One naive implementation of the filter would be to create a generator that yields every time it finds a statement that meets the criteria:

def filter_data(keyword):
    path_to_raw_data = './data/sentences.txt'
    with codecs.open(path_to_raw_data, 'r', 'utf-8') as f:
        for line in f:
            if keyword in line:
                yield line

gen = filter_data('pen')
for line in gen:
    print(line, end='')

And if you want to reuse this processed data (filtered data) many times, it is not always a good idea to scan all the data each time. You may want to cache the data filtered to disk once and then use the cached data. Also, this data processing process depends on the parameter (`` keyword `), so if this process is executed with a different` `keyword, all the data will be checked again and put on the disk. There is also the aspect of wanting to cache. And I have a desire to achieve this process simply by wrapping the function with a decorator.
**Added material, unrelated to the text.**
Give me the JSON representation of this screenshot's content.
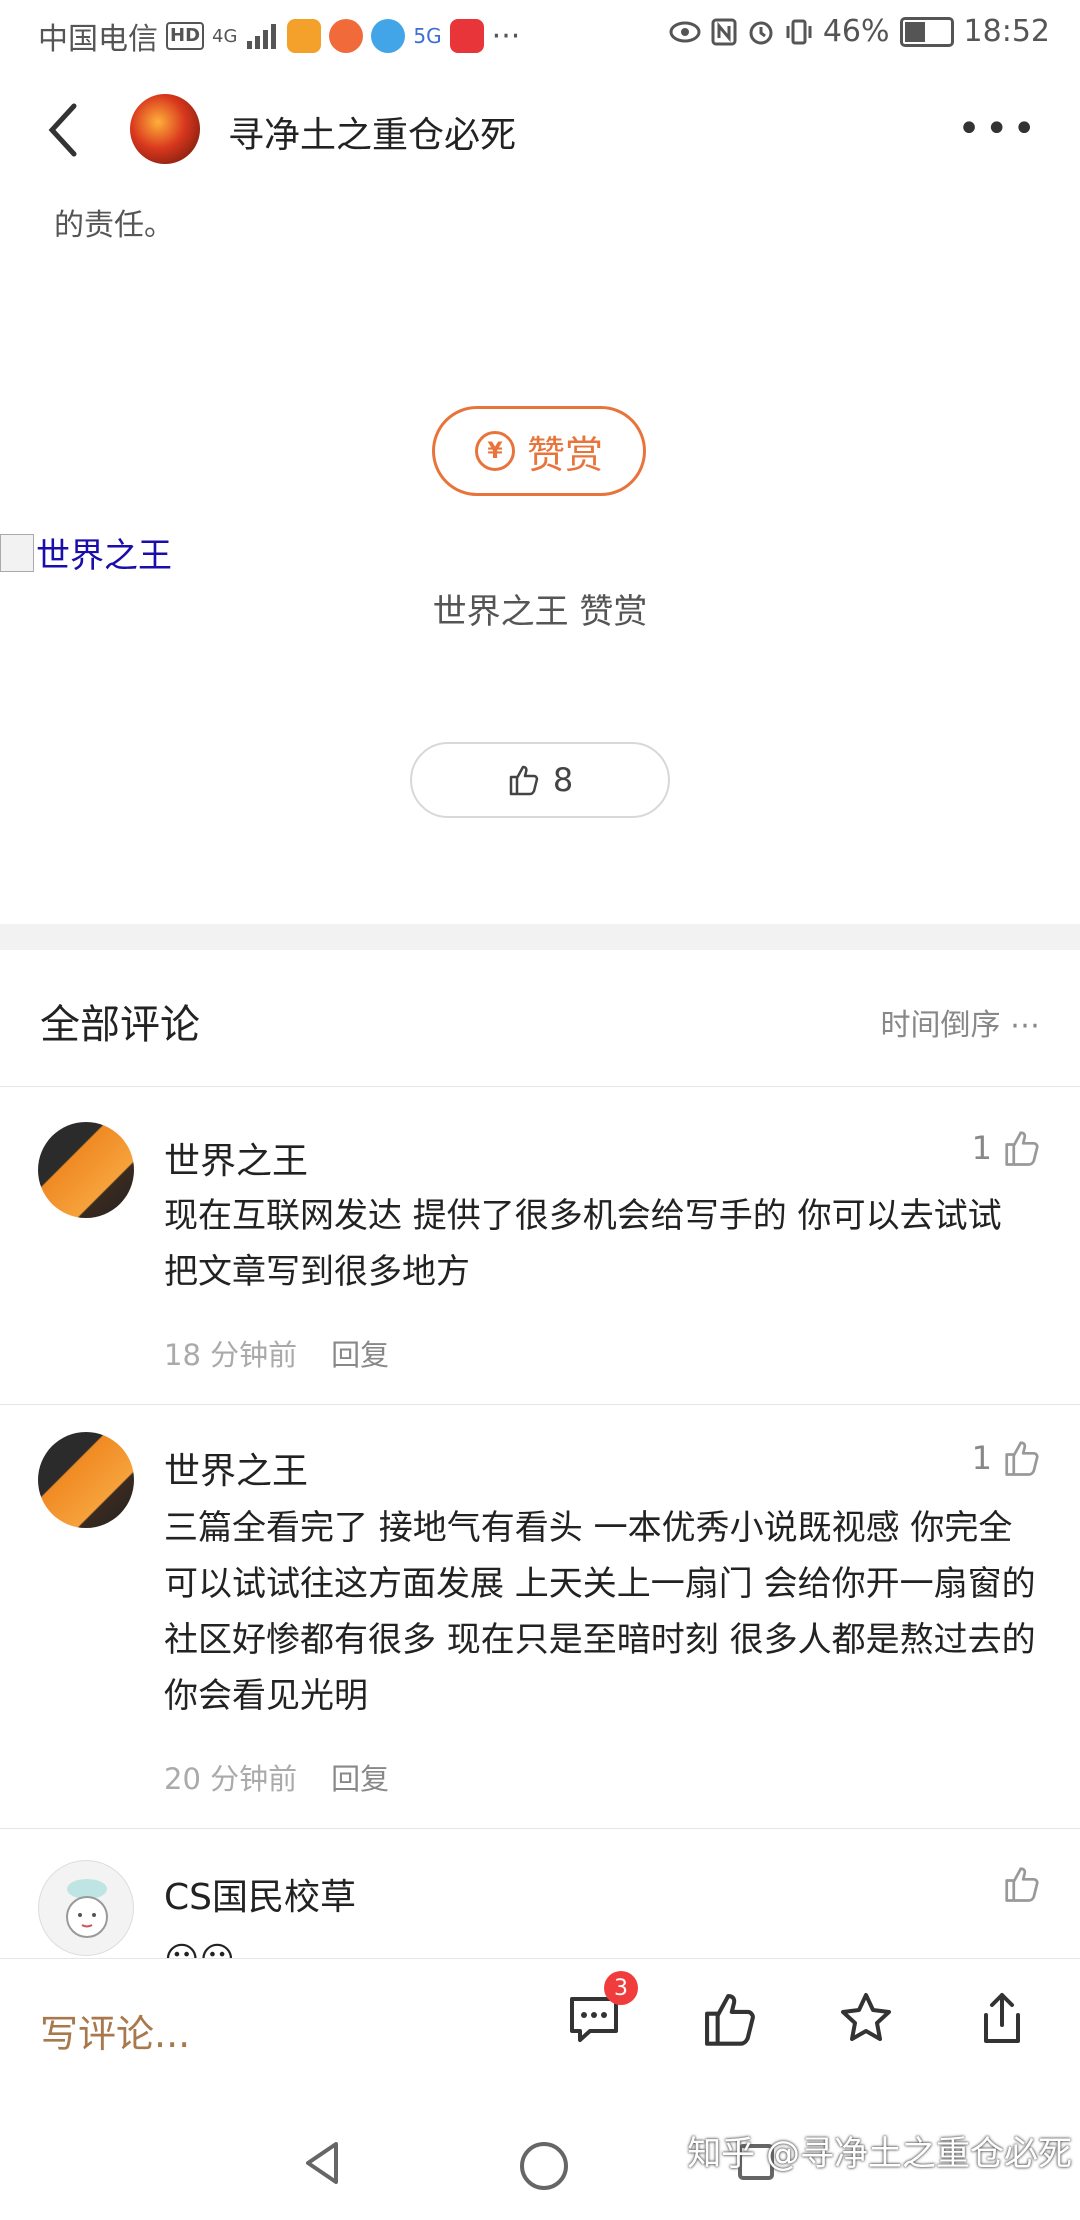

In summary, the goal is to use the decorator awesome_decorator to cache the output from the generator, and if this function is executed with the same parameters, use the cache to return the output: is:

@awesome_decorator
def filter_data(keyword):
    path_to_raw_data = './data/sentences.txt'
    with codecs.open(path_to_raw_data, 'r', 'utf-8') as f:
        for line in f:
            if keyword in line:
                yield line


#The first time it scans all the data and returns the result.
#At this time, the filtered sentence'./data/pen.txt'It will be cached in.
gen_pen_sentences1 = filter_data('pen')
for line in gen_pen_sentences1:
    print(line, end='')

#Since it is executed with the same parameters, the cache'./data/pen.txt'Returns the data from.
gen_pen_sentences2 = filter_data('pen')
for line in gen_pen_sentences2:
    print(line, end='')

#Since it is a new parameter, we will filter it again from the raw data.
gen_apple_sentences = filter_data('apple')
for line in gen_apple_sentences:
    print(line, end='')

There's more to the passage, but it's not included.